A Harley Davidson Similar to the one Don Pierce had

A Harley Davidson Motorcycle

Sounds complicated doesn’t it?  How does a Power Plant Man buy a Harley Davidson for only $230.00 per month with only a four year loan?  Earl had heard that I knew all about the “Time Value of Money” and that if there was a way, I would be able to tell him how to do it.  His parameters were that the cost of the motorcycle was $38,000 (I’m just guessing as I don’t remember the exact amounts), and he could only pay $230 each month.

Well.  Even with a no interest loan, it would take over 13 years to pay for the motorcycle.  So, my only option for solving this problem was to pull out my financial calculator:

My Texas Instrument BAII Financial Calculator

My Texas Instrument BAII Plus Financial Calculator

This calculator allowed me to find the monthly payment quickly for a loan at a specific interest rate over a specific number of months.  So, I worked backward from that point.  I told Earl to come back in a couple of hours and I would let him know his options.

Earl Frazier

Earl Frazier

When Earl returned, I had his answer…. I told him this….  Each month he needed to begin putting his $230.00 into an annual CD at the bank for 5% (yeah… they had those at that time).  In two and a half years, he would stop doing that.  And just put his money in his regular checking account.  Then 9 months later, he takes the money in his checking account and buys the Harley Davidson.  This way he would put 10% down up front (because CDs would have been rolling into his account also).

Then, each month, as his CDs became available, he would roll part of them back into another year, leaving out a certain amount each time to supplement the $230.00 he would still be paying each month for his motorcycle, since his payments would be significantly higher than that.  Then exactly after 4 years, he would have used up all of the money in his account just as he would be paying off his motorcycle.  This would only work if he could get a loan for the motorcycle that charged 3.7% interest rate or less which was a reasonable rate at the time.

Earl responded by saying, “You mean I will have to wait 3 years before I can buy the motorcycle?!?!”  Yeah.  That was the bottom line… and by the end of it all, he would have to pay for the motorcycle over a 7 year period when it came down to it.    He wasn’t too happy about having to wait, but that was the only way he could do it for $230 monthly payments.

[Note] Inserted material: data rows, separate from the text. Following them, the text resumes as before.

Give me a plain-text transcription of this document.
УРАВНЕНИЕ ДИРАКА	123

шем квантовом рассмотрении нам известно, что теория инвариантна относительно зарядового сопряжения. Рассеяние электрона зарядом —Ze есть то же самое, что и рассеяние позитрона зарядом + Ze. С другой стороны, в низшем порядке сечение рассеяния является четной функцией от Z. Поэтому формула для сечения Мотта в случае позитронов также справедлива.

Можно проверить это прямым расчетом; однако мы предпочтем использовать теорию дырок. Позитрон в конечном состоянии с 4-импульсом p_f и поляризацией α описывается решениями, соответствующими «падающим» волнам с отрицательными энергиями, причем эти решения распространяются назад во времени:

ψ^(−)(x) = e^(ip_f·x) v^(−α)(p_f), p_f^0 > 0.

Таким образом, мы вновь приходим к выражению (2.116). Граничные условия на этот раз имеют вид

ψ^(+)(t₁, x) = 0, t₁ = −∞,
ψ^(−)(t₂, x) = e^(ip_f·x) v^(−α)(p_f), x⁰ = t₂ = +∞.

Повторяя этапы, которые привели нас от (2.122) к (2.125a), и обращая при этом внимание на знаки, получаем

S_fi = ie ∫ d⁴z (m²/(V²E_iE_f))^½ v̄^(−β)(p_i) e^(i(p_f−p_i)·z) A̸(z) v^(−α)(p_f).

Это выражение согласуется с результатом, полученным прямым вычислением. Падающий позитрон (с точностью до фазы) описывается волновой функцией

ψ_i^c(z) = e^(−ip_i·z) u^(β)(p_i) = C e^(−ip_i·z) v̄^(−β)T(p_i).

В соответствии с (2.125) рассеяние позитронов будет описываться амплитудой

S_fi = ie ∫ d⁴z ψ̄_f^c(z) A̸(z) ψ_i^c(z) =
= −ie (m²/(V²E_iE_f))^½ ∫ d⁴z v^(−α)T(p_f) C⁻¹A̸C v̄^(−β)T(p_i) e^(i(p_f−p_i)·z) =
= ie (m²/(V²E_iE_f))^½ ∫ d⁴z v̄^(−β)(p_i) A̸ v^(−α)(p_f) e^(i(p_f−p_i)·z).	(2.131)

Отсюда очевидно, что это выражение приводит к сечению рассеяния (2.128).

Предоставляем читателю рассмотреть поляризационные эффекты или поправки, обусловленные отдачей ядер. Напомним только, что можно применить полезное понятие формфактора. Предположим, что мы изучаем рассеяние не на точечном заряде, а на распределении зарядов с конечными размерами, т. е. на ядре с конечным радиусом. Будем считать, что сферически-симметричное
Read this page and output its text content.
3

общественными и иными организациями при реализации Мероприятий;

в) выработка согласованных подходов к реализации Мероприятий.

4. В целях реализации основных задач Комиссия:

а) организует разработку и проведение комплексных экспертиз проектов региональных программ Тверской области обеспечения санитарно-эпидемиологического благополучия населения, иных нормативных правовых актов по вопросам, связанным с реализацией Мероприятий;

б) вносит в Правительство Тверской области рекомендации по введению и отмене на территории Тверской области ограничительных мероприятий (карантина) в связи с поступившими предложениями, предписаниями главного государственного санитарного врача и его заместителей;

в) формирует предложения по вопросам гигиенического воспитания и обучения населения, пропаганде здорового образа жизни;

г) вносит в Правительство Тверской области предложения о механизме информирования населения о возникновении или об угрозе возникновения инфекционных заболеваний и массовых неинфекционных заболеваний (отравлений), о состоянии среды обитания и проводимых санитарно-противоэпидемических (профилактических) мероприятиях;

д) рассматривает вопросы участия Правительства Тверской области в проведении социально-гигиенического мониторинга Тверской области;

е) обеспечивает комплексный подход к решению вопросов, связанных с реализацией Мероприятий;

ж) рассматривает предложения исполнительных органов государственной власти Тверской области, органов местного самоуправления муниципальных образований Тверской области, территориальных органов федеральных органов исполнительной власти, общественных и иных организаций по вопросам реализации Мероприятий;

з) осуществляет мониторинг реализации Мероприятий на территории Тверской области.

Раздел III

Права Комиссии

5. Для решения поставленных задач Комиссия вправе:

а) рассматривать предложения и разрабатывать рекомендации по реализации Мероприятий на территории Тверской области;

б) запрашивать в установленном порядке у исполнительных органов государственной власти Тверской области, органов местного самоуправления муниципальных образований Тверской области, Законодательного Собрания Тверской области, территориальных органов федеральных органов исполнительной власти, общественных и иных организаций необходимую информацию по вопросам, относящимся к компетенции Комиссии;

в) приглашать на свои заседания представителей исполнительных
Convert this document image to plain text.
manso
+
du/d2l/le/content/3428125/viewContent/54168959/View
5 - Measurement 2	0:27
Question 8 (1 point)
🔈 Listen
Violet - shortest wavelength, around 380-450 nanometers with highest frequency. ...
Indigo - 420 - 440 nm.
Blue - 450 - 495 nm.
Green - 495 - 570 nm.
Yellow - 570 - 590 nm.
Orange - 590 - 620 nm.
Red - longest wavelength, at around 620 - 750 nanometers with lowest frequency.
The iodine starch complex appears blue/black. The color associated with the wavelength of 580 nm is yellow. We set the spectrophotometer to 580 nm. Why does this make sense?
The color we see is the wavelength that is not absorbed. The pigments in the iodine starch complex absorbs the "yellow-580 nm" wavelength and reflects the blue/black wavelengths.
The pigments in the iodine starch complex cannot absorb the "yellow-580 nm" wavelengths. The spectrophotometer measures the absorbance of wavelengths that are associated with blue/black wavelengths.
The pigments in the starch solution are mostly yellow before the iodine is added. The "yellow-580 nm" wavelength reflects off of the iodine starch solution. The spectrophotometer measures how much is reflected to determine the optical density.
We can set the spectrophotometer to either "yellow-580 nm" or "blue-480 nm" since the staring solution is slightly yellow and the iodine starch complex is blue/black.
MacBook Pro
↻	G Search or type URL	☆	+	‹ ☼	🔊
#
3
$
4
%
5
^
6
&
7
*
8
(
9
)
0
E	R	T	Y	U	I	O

Here is a side story…  A few years later when I went to work for Dell, we also had Root Learning classes there as well.  Here is one of the posters we used during the class:

Root-Learning-Dell

In this picture, Dell is the big boat at the top.  When I walked into the class I recognized the style of the poster right off the bat.  Oh!  Root Learning!  This will be fun.  These types of classes were a fun way to express the realities of the business and the obstacles they have to overcome to achieve their goals.

I still remember the leader at our table 13 years later.  His name is Jonah Vaught.  I worked with him about 5 years after that class.  I acted like I knew him, and I could tell that he was wondering where we had met.  So, I finally told him…. “You were the group leader when we were doing that Money Matters class back in 2002.”

End of Side story….

Now when I listen to the Dire Straits’ song “Money For Nothing” (like Paul Harvey’s “Rest of the Story”) you know what goes through my mind…   First sitting in the switchgear working on relays with Ben Davis listening to Rock and Roll on the radio (see the post:  “Relay Tests and Radio Quizzes with Ben Davis“).

Secondly, I remember the Power Plant Men learning the “Time Value of Money” in a fun way that kept them interested.

Thirdly, I remember Charles Lay finally realizing when he was 63 years old that he was going to have to work the rest of his life because he hadn’t been saving for retirement…. See the post “Pain in the Neck Muskogee Power Plant Relay Testing“). Some times when you learn about the Time Value of Money…. it’s too late to do anything about it because time has already run out.